Author: Brandon Sanderson
Brandon Sanderson is quickly becoming one of my favorite authors. He did a great job finishing The Wheel of Time series, and Way of Kings is currently in the top two for WWYT Book of the Year 2015. He is also incredibly prolific, especially by Fantasy author standards. He is publishing two to three books per year (and in 2013, he published four books) – unlike George Martin – I’m still waiting for Book 6 of Fire and Ice (aka Game of Thrones.)
The Alloy of Law is set hundreds of years after the Mistborn trilogy; with pistols, rifles, and “horseless carriages,” Alloy of Law is almost a steampunk novel.

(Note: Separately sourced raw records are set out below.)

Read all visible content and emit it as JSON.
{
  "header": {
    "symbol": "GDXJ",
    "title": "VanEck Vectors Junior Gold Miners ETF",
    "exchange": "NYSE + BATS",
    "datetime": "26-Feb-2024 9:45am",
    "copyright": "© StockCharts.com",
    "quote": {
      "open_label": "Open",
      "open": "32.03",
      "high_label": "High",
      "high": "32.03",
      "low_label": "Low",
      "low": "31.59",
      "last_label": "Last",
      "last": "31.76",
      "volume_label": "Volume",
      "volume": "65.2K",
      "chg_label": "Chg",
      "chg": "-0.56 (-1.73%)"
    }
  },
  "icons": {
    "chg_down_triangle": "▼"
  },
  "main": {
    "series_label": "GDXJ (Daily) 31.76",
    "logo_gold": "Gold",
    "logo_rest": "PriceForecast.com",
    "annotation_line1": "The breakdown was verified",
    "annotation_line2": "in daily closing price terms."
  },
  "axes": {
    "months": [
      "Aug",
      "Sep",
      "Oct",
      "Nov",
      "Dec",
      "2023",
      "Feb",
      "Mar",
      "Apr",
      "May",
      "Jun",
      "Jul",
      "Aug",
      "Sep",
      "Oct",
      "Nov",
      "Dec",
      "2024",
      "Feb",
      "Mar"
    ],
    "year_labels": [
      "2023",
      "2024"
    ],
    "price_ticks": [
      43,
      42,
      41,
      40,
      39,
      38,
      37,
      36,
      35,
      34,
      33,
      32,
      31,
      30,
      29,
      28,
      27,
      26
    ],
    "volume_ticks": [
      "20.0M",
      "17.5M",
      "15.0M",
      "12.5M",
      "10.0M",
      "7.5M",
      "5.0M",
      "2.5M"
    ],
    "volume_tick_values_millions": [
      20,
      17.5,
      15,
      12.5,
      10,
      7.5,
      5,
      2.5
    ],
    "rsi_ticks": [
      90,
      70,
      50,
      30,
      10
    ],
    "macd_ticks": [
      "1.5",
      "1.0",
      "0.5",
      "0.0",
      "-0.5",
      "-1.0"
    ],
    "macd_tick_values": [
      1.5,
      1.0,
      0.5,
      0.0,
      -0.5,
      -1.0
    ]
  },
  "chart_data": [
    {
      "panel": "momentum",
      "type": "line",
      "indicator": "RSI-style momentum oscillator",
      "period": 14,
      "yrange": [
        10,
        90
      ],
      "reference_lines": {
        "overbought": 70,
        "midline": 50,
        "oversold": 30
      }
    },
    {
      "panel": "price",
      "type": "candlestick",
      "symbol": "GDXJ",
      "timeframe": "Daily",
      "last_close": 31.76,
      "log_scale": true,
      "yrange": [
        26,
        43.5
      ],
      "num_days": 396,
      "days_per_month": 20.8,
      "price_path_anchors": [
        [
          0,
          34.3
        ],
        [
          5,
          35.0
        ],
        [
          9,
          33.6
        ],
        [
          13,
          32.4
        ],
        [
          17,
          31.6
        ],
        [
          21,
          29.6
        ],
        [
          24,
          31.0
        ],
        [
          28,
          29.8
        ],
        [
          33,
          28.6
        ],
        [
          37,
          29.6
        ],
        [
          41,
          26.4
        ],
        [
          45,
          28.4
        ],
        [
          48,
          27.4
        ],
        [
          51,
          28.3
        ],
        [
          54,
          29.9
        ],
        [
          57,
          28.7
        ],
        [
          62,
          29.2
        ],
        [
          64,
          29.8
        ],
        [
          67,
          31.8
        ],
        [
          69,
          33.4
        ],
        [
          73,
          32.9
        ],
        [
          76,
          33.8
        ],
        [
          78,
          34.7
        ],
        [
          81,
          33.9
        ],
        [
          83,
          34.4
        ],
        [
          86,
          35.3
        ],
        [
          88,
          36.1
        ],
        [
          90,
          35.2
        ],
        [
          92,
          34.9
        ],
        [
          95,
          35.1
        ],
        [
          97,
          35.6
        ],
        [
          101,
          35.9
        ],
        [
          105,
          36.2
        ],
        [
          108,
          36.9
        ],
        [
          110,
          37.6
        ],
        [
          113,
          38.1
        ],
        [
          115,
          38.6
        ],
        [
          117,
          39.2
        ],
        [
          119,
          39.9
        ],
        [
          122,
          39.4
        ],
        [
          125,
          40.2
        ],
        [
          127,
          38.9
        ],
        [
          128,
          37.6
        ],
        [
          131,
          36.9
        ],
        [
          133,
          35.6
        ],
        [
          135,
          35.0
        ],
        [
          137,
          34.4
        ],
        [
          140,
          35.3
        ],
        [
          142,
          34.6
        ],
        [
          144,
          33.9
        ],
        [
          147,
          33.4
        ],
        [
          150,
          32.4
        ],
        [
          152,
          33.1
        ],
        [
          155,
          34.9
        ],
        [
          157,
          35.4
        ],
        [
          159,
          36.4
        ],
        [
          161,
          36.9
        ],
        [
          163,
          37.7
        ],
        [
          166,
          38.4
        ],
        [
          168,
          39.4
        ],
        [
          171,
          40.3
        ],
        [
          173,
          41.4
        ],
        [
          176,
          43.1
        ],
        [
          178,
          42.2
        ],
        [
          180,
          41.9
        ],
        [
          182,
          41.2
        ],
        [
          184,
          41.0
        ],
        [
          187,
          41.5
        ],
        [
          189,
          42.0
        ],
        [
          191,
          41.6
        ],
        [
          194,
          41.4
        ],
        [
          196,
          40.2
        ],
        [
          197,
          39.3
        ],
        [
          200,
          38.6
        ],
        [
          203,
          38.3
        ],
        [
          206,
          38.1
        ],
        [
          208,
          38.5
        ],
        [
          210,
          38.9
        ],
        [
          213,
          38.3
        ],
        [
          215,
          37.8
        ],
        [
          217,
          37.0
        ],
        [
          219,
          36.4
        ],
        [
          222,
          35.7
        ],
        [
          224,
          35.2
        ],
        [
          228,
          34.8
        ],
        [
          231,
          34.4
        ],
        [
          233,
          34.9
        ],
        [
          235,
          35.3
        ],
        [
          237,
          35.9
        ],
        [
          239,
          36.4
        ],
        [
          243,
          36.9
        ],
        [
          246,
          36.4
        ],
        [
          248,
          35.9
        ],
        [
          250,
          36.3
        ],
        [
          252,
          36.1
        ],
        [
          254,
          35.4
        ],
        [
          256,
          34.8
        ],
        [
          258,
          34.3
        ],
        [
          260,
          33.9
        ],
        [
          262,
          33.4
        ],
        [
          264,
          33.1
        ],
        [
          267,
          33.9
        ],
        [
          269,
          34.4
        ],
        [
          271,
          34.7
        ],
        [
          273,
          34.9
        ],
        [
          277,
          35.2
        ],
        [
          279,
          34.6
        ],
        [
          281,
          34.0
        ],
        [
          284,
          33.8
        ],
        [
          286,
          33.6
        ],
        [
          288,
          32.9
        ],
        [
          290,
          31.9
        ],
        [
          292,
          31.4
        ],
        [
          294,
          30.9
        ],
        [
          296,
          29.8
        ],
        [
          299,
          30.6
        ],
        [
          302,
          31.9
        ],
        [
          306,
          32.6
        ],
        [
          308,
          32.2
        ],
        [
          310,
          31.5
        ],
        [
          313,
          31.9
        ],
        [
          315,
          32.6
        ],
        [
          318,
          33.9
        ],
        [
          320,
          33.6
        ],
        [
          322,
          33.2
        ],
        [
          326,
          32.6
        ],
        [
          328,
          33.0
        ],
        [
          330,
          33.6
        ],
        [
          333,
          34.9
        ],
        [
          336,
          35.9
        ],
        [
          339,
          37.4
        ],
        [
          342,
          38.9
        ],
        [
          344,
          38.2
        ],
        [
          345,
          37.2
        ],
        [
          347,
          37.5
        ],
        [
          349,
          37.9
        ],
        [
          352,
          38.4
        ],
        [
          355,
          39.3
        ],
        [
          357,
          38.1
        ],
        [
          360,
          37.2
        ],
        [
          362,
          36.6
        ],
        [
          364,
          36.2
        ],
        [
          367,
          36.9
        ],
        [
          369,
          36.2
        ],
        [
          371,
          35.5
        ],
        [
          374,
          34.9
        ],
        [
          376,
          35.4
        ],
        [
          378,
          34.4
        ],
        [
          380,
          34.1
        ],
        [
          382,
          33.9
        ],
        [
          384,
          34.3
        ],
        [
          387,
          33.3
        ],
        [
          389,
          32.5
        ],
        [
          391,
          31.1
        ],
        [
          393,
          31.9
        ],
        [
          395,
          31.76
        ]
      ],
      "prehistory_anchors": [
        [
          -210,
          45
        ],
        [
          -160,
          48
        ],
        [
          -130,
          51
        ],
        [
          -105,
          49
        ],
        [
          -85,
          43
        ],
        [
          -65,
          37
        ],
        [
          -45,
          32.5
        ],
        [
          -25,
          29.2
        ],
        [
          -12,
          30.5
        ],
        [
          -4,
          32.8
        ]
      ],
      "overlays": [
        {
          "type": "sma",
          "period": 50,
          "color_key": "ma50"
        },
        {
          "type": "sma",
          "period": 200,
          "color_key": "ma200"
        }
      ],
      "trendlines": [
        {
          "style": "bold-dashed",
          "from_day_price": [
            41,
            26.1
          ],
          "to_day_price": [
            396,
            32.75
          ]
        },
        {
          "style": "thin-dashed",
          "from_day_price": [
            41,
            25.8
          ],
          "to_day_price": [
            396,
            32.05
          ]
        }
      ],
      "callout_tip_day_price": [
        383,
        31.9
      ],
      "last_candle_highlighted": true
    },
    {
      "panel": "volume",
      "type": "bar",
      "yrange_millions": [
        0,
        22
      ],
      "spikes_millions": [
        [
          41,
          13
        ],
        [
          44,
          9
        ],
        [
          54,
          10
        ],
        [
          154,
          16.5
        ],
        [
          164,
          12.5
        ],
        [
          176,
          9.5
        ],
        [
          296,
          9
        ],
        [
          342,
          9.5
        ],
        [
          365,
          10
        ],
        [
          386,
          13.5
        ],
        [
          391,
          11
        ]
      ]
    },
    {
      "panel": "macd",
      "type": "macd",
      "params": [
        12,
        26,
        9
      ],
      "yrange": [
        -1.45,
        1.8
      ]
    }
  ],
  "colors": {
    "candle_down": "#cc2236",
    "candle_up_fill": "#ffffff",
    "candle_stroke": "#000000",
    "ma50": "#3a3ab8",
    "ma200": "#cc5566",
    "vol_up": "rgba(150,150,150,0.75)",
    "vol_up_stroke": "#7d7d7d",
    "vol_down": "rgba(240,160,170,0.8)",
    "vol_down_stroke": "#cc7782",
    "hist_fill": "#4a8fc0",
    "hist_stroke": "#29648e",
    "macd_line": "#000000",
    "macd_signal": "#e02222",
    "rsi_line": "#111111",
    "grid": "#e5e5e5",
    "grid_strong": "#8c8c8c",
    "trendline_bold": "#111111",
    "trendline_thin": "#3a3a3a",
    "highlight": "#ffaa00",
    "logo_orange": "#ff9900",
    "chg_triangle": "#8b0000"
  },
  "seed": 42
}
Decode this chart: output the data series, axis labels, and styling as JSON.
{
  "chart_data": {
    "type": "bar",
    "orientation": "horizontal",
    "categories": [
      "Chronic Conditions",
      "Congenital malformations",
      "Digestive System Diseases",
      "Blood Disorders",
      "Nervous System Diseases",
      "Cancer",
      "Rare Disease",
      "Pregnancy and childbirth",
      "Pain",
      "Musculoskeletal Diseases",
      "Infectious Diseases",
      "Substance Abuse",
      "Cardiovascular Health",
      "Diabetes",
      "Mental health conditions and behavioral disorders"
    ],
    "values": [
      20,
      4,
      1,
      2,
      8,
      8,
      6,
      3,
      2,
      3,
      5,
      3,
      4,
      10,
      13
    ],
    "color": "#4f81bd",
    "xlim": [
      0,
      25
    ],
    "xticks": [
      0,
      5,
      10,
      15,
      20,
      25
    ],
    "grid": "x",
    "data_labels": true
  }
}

Waxillian, of House Ladrian, uses his Twinborn powers to fight crime in the “Roughs” (think wild west). Twinborn means that he has both Allomantic and Feruchemical powers. He “burns” steel for his Allomantic power allowing him to “push” on anything metal (except Aluminium) – if he is heavier, the object moves, if he is lighter, he moves. His Feruchemical power is the ability to store physical weight (so he can make himself heavier or lighter). The two powers combined make him especially fearsome.
When Wax accidentally shoots his partner (and love interest) he gives up the law keeper life and, after his uncle dies, he returns to the city to run his nearly bankrupt family estate. Wax is drawn back into law keeping by an old friend, Wayne, and a series of mysterious robberies and kidnappings.
It was fun returning to the Mistborn universe, but I definitely needed a refresher on what power each metal gives you. While Wax’s powers gave him a great advantage (even when fighting other Twinborns), I did have some problems with the physics of what he was doing, or Sanderson did not explain what was happening very well. Several times Wax used a gun shell casing to propel himself upward – I’m OK with this part I just assumed that he made himself very light (using his Feruchemical powers), but he does this a couple times while carrying a damsel in distress – not sure how that works. Then perhaps the most egregious violation of physics – he was 40-50 feet in the air when he ran out of steel – yet he landed safely (unless I read it wrong and he landed first, then ran out of steel.)
While this wasn’t Sanderson’s best effort, it was still an entertaining book with a return to an interesting universe with the added element of guns instead of (like most Fantasy novels) swords. The book felt a bit rushed – the physics weren’t well explained, the final confrontation came early in the book, and the main villain got away. Don’t fear though, the sequel, Shadows of Self, just premiered at #5 on the NY Times Bestseller list.